Chercheuse, Centre interdisciplinaire de recherche en biologie (CIRB), programme Mécanique et morphogenèse de l'ovocyte – DR2 INSERM

Présentation

Group leader, DR2 INSERM
Team Oocyte Mechanics and Morphogenesis, CIRB, Collège de France

Marie-Emilie Terret, is a researcher in cell biology, who studies the formation of oocytes in mice. After a PhD at the Sorbonne University in Paris followed by a post-doc at the Sloan Kettering Institute in New York, she was recruited at INSERM in 2009 and joined the team "Oocyte mechanics and morphogenesis" led by Marie-Hélène Verlhac, a team they co-direct together at the CIRB, Collège de France, since 2017. Their goal is to understand how an oocyte transforms into a viable embryo, using biophysical approaches to meiotic divisions in a highly interdisciplinary and collaborative context, helping to define a new field of exploration for this model. Oocytes are atypical cells that do nothing like other cells: they are isolated, non-mobile, huge, and lack centrosomes.
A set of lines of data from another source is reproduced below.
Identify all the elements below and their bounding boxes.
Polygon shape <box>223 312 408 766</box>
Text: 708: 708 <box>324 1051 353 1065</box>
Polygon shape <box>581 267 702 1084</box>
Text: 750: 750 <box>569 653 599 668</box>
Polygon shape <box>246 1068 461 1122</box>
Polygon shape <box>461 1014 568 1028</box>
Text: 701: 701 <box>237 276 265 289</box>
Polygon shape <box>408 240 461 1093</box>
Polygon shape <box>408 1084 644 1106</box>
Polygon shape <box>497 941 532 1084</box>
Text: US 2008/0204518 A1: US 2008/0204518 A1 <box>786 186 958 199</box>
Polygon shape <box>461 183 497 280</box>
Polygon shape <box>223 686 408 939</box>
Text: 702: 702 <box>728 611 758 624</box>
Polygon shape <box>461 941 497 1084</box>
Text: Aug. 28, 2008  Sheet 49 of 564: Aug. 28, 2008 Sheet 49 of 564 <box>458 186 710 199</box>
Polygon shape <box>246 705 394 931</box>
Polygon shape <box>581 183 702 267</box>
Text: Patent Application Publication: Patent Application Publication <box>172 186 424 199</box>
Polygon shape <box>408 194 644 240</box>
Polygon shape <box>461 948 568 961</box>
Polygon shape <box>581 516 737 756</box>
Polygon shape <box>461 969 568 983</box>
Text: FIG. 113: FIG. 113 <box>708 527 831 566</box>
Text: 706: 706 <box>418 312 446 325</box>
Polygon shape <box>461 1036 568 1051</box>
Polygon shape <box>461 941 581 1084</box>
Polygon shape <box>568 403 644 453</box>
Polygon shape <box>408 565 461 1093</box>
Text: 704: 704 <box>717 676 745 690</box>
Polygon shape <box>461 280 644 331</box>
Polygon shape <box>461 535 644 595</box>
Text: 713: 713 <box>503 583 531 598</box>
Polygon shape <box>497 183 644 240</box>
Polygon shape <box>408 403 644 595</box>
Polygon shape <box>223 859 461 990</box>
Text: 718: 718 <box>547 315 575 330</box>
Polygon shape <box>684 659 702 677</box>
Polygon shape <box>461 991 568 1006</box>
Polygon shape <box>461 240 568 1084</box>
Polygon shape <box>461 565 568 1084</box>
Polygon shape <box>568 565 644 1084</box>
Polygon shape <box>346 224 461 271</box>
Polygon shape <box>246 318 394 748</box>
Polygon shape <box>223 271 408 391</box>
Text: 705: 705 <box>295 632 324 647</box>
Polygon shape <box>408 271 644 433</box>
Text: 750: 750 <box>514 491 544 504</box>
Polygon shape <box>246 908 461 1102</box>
This is the beauty and originality of this model, which remains mysterious, and allows to ask simple and varied questions in fundamental research, but also in applied research, the ultimate goal being to form an egg which will be fertilized by a sperm to form an embryo and thus a new individual. Her most recent research has focused on the mechanical properties of oocytes and in particular their cortical tension, showing that it is correlated to their developmental potential. Using multidisciplinary approaches, she has unraveled how cortical tension is regulated in mouse oocytes and early embryos, showing that it is tightly controlled by cortical acto-myosin organization, and has characterized some of the phenotypes induced by cortical tension defects, a rather frequent defect in human and murine oocytes, such as altered division geometry and chromosome segregation errors generating aneuploidy. Importantly, such phenotypes are known to impair oocyte development after fertilization, potentially explaining why fertilized oocytes with a defective cortical tension do not develop until the blastocyst stage and paving the way for the use of cortical tension as a diagnostic tool for oocyte quality in the clinic.